Horovod core principles are based on the MPI concepts size, rank, local rank, allreduce, allgather, broadcast, and alltoall. These are best explained by example. Say we launched a training script on 4 servers, each having 4 GPUs. If we launched one copy of the script per GPU:
- Size would be the number of processes, in this case, 16.
- Rank would be the unique process ID from 0 to 15 (size - 1).
- Local rank would be the unique process ID within the server from 0 to 3.

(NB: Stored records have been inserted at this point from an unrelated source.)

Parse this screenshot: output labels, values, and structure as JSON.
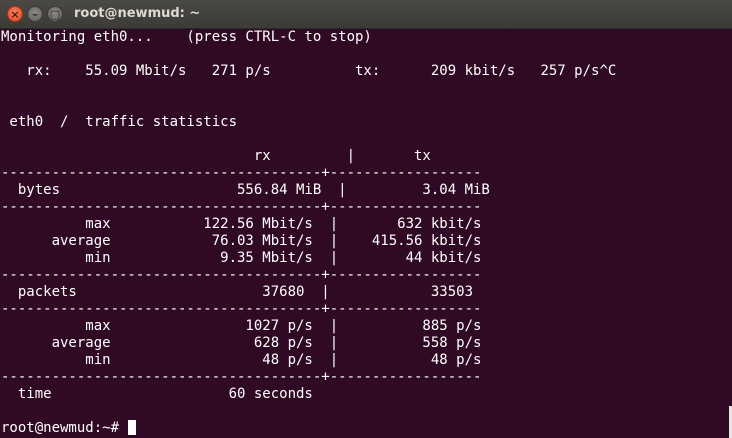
{
  "window": {
    "title": "root@newmud: ~",
    "close_glyph": "×",
    "min_glyph": "–",
    "max_glyph": "□"
  },
  "terminal": {
    "lines": [
      "Monitoring eth0...    (press CTRL-C to stop)",
      "",
      "   rx:    55.09 Mbit/s   271 p/s          tx:      209 kbit/s   257 p/s^C",
      "",
      "",
      " eth0  /  traffic statistics",
      "",
      "                              rx         |       tx",
      "--------------------------------------+------------------",
      "  bytes                     556.84 MiB  |         3.04 MiB",
      "--------------------------------------+------------------",
      "          max           122.56 Mbit/s  |       632 kbit/s",
      "      average            76.03 Mbit/s  |    415.56 kbit/s",
      "          min             9.35 Mbit/s  |        44 kbit/s",
      "--------------------------------------+------------------",
      "  packets                      37680  |            33503",
      "--------------------------------------+------------------",
      "          max                1027 p/s  |          885 p/s",
      "      average                 628 p/s  |          558 p/s",
      "          min                  48 p/s  |           48 p/s",
      "--------------------------------------+------------------",
      "  time                     60 seconds",
      "",
      "root@newmud:~# "
    ]
  }
}
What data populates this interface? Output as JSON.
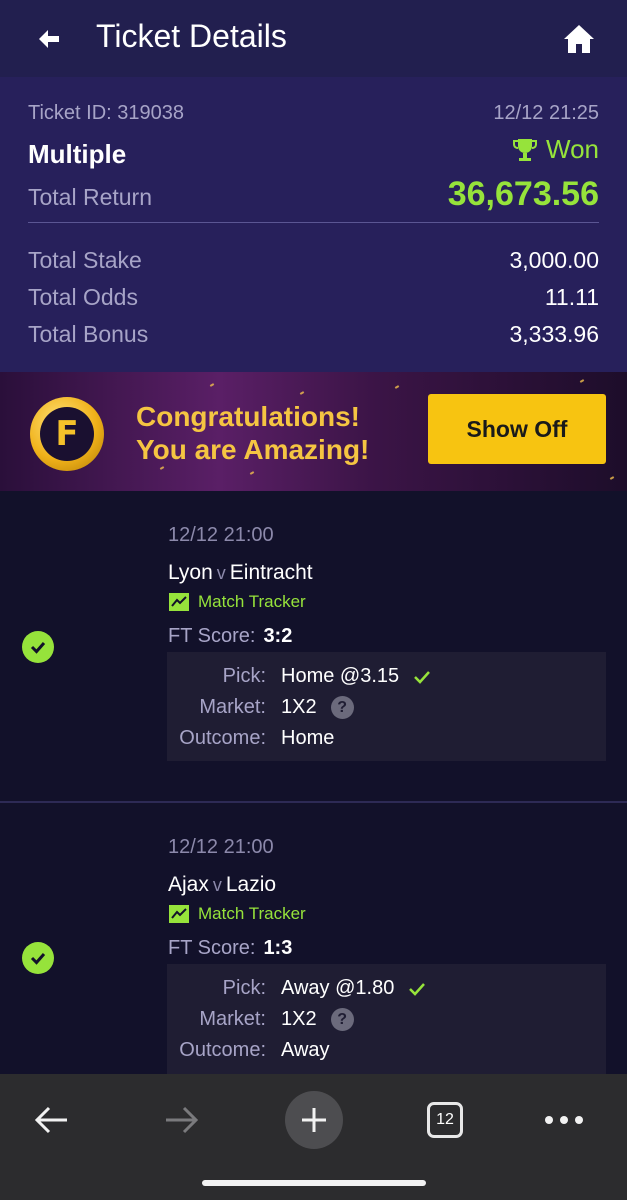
{
  "header": {
    "title": "Ticket Details",
    "back_icon": "back-arrow-icon",
    "home_icon": "home-icon"
  },
  "summary": {
    "ticket_id": "Ticket ID: 319038",
    "datetime": "12/12 21:25",
    "bet_type": "Multiple",
    "status": "Won",
    "total_return_label": "Total Return",
    "total_return": "36,673.56",
    "stats": [
      {
        "label": "Total Stake",
        "value": "3,000.00"
      },
      {
        "label": "Total Odds",
        "value": "11.11"
      },
      {
        "label": "Total Bonus",
        "value": "3,333.96"
      }
    ]
  },
  "banner": {
    "line1": "Congratulations!",
    "line2": "You are Amazing!",
    "button": "Show Off"
  },
  "selections": [
    {
      "date": "12/12 21:00",
      "home": "Lyon",
      "vs": "v",
      "away": "Eintracht",
      "tracker": "Match Tracker",
      "ft_label": "FT Score:",
      "ft_score": "3:2",
      "pick_label": "Pick:",
      "pick": "Home @3.15",
      "market_label": "Market:",
      "market": "1X2",
      "outcome_label": "Outcome:",
      "outcome": "Home"
    },
    {
      "date": "12/12 21:00",
      "home": "Ajax",
      "vs": "v",
      "away": "Lazio",
      "tracker": "Match Tracker",
      "ft_label": "FT Score:",
      "ft_score": "1:3",
      "pick_label": "Pick:",
      "pick": "Away @1.80",
      "market_label": "Market:",
      "market": "1X2",
      "outcome_label": "Outcome:",
      "outcome": "Away"
    }
  ],
  "navbar": {
    "tab_count": "12"
  },
  "colors": {
    "accent_green": "#96e33b",
    "header_bg": "#221f4f",
    "summary_bg": "#27205b",
    "button_yellow": "#f7c411"
  }
}
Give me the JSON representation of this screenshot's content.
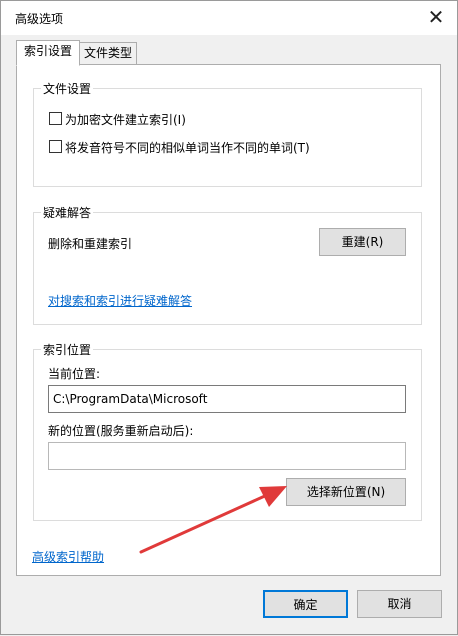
{
  "dialog": {
    "title": "高级选项"
  },
  "tabs": [
    {
      "label": "索引设置",
      "active": true
    },
    {
      "label": "文件类型",
      "active": false
    }
  ],
  "file_settings": {
    "title": "文件设置",
    "options": [
      {
        "label": "为加密文件建立索引(I)",
        "checked": false
      },
      {
        "label": "将发音符号不同的相似单词当作不同的单词(T)",
        "checked": false
      }
    ]
  },
  "troubleshoot": {
    "title": "疑难解答",
    "rebuild_text": "删除和重建索引",
    "rebuild_button": "重建(R)",
    "link": "对搜索和索引进行疑难解答"
  },
  "index_location": {
    "title": "索引位置",
    "current_label": "当前位置:",
    "current_value": "C:\\ProgramData\\Microsoft",
    "new_label": "新的位置(服务重新启动后):",
    "new_value": "",
    "select_button": "选择新位置(N)"
  },
  "footer": {
    "help_link": "高级索引帮助",
    "ok": "确定",
    "cancel": "取消"
  },
  "colors": {
    "arrow": "#e03a3a",
    "link": "#0066cc"
  }
}
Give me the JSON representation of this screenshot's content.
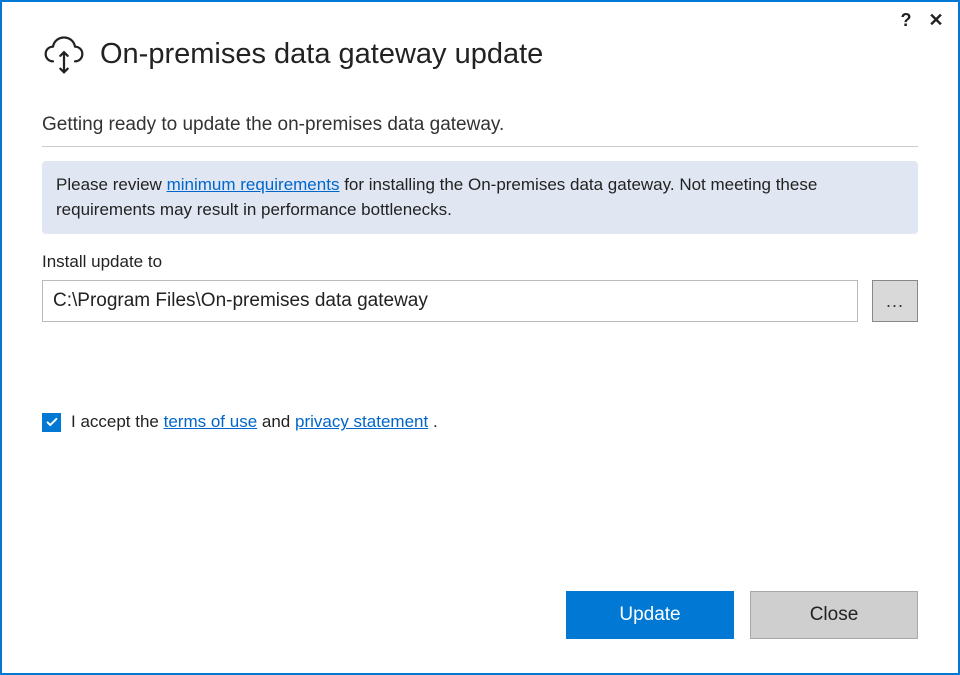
{
  "titlebar": {
    "help_label": "?",
    "close_label": "✕"
  },
  "header": {
    "title": "On-premises data gateway update"
  },
  "main": {
    "subtitle": "Getting ready to update the on-premises data gateway.",
    "notice_prefix": "Please review ",
    "notice_link": "minimum requirements",
    "notice_suffix": " for installing the On-premises data gateway. Not meeting these requirements may result in performance bottlenecks.",
    "install_label": "Install update to",
    "install_path": "C:\\Program Files\\On-premises data gateway",
    "browse_label": "...",
    "accept_prefix": "I accept the ",
    "terms_link": "terms of use",
    "accept_mid": " and ",
    "privacy_link": "privacy statement",
    "accept_suffix": " .",
    "accept_checked": true
  },
  "footer": {
    "update_label": "Update",
    "close_label": "Close"
  }
}
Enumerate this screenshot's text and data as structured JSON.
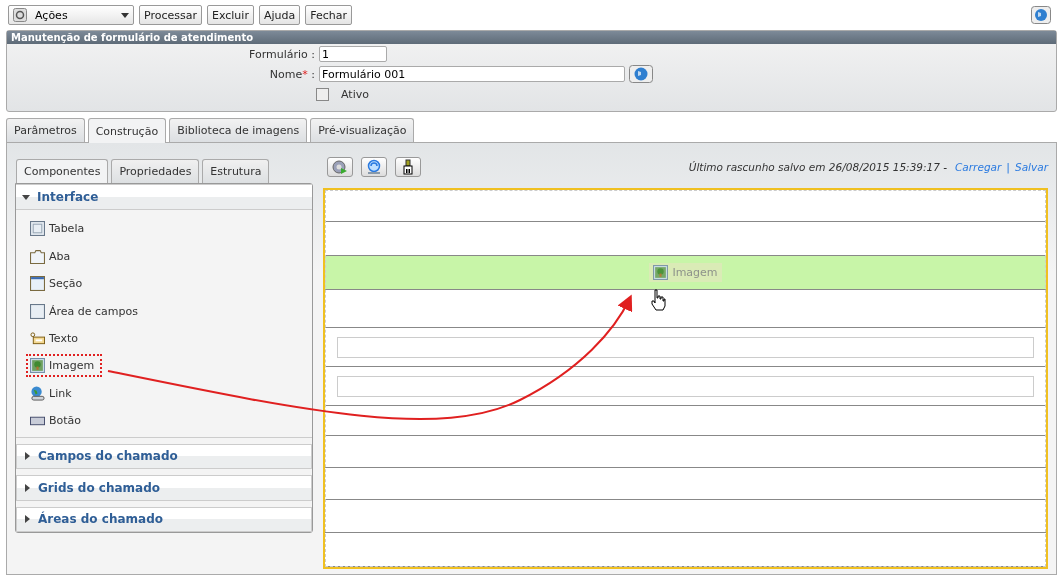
{
  "toolbar": {
    "actions_menu": "Ações",
    "buttons": [
      "Processar",
      "Excluir",
      "Ajuda",
      "Fechar"
    ]
  },
  "panel": {
    "title": "Manutenção de formulário de atendimento",
    "required_mark": "*",
    "fields": [
      {
        "label": "Formulário",
        "required": false,
        "separator": ":",
        "value": "1",
        "kind": "short"
      },
      {
        "label": "Nome",
        "required": true,
        "separator": ":",
        "value": "Formulário 001",
        "kind": "long"
      }
    ],
    "checkbox": {
      "label": "Ativo",
      "checked": false
    }
  },
  "tabs": [
    {
      "label": "Parâmetros",
      "selected": false
    },
    {
      "label": "Construção",
      "selected": true
    },
    {
      "label": "Biblioteca de imagens",
      "selected": false
    },
    {
      "label": "Pré-visualização",
      "selected": false
    }
  ],
  "side_tabs": [
    {
      "label": "Componentes",
      "selected": true
    },
    {
      "label": "Propriedades",
      "selected": false
    },
    {
      "label": "Estrutura",
      "selected": false
    }
  ],
  "sections": [
    {
      "title": "Interface",
      "expanded": true,
      "items": [
        {
          "label": "Tabela",
          "kind": "table",
          "highlighted": false
        },
        {
          "label": "Aba",
          "kind": "tab",
          "highlighted": false
        },
        {
          "label": "Seção",
          "kind": "section",
          "highlighted": false
        },
        {
          "label": "Área de campos",
          "kind": "area",
          "highlighted": false
        },
        {
          "label": "Texto",
          "kind": "text",
          "highlighted": false
        },
        {
          "label": "Imagem",
          "kind": "image",
          "highlighted": true
        },
        {
          "label": "Link",
          "kind": "link",
          "highlighted": false
        },
        {
          "label": "Botão",
          "kind": "button",
          "highlighted": false
        }
      ]
    },
    {
      "title": "Campos do chamado",
      "expanded": false
    },
    {
      "title": "Grids do chamado",
      "expanded": false
    },
    {
      "title": "Áreas do chamado",
      "expanded": false
    }
  ],
  "draft": {
    "text": "Último rascunho salvo em 26/08/2015 15:39:17 -",
    "load_link": "Carregar",
    "separator": "|",
    "save_link": "Salvar"
  },
  "canvas_rows": [
    {
      "kind": "empty"
    },
    {
      "kind": "empty"
    },
    {
      "kind": "drop",
      "label": "Imagem"
    },
    {
      "kind": "empty"
    },
    {
      "kind": "field"
    },
    {
      "kind": "field"
    },
    {
      "kind": "empty"
    },
    {
      "kind": "empty"
    },
    {
      "kind": "empty"
    },
    {
      "kind": "empty"
    },
    {
      "kind": "empty"
    }
  ]
}
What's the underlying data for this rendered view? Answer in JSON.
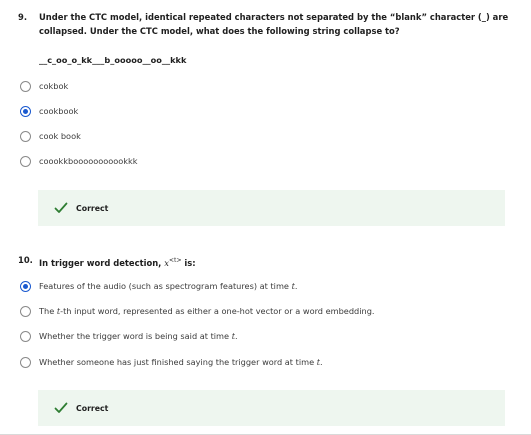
{
  "q9": {
    "number": "9.",
    "text": "Under the CTC model, identical repeated characters not separated by the “blank” character (_) are collapsed. Under the CTC model, what does the following string collapse to?",
    "sequence": "__c_oo_o_kk___b_ooooo__oo__kkk",
    "options": [
      {
        "label": "cokbok",
        "selected": false
      },
      {
        "label": "cookbook",
        "selected": true
      },
      {
        "label": "cook book",
        "selected": false
      },
      {
        "label": "coookkbooooooooookkk",
        "selected": false
      }
    ],
    "feedback": "Correct"
  },
  "q10": {
    "number": "10.",
    "text_before": "In trigger word detection, ",
    "math_var": "x",
    "math_sup": "<t>",
    "text_after": " is:",
    "options": [
      {
        "before": "Features of the audio (such as spectrogram features) at time ",
        "var": "t",
        "after": ".",
        "selected": true
      },
      {
        "before": "The ",
        "var": "t",
        "after": "-th input word, represented as either a one-hot vector or a word embedding.",
        "selected": false
      },
      {
        "before": "Whether the trigger word is being said at time ",
        "var": "t",
        "after": ".",
        "selected": false
      },
      {
        "before": "Whether someone has just finished saying the trigger word at time ",
        "var": "t",
        "after": ".",
        "selected": false
      }
    ],
    "feedback": "Correct"
  },
  "colors": {
    "accent": "#1a59cf",
    "correct_green": "#2e7d32",
    "feedback_bg": "#eef6ef"
  },
  "icons": {
    "feedback": "check-icon"
  }
}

- Allreduce is an operation that aggregates data among multiple processes and distributes results back to them. Allreduce is used to average dense tensors. Here's an illustration from the MPI Tutorial:
- Allgather is an operation that gathers data from all processes on every process. Allgather is used to collect values of sparse tensors. Here's an illustration from the MPI Tutorial:
Broadcast is an operation that broadcasts data from one process, identified by root rank, onto every other process. Here's an illustration from the MPI Tutorial:
Reducescatter is an operation that aggregates data among multiple processes and scatters the data across them. Reducescatter is used to average dense tensors then split them across processes. Here's an illustration from the Nvidia developer guide:
Alltoall is an operation to exchange data between all processes. Alltoall may be useful to implement neural networks with advanced architectures that span multiple devices.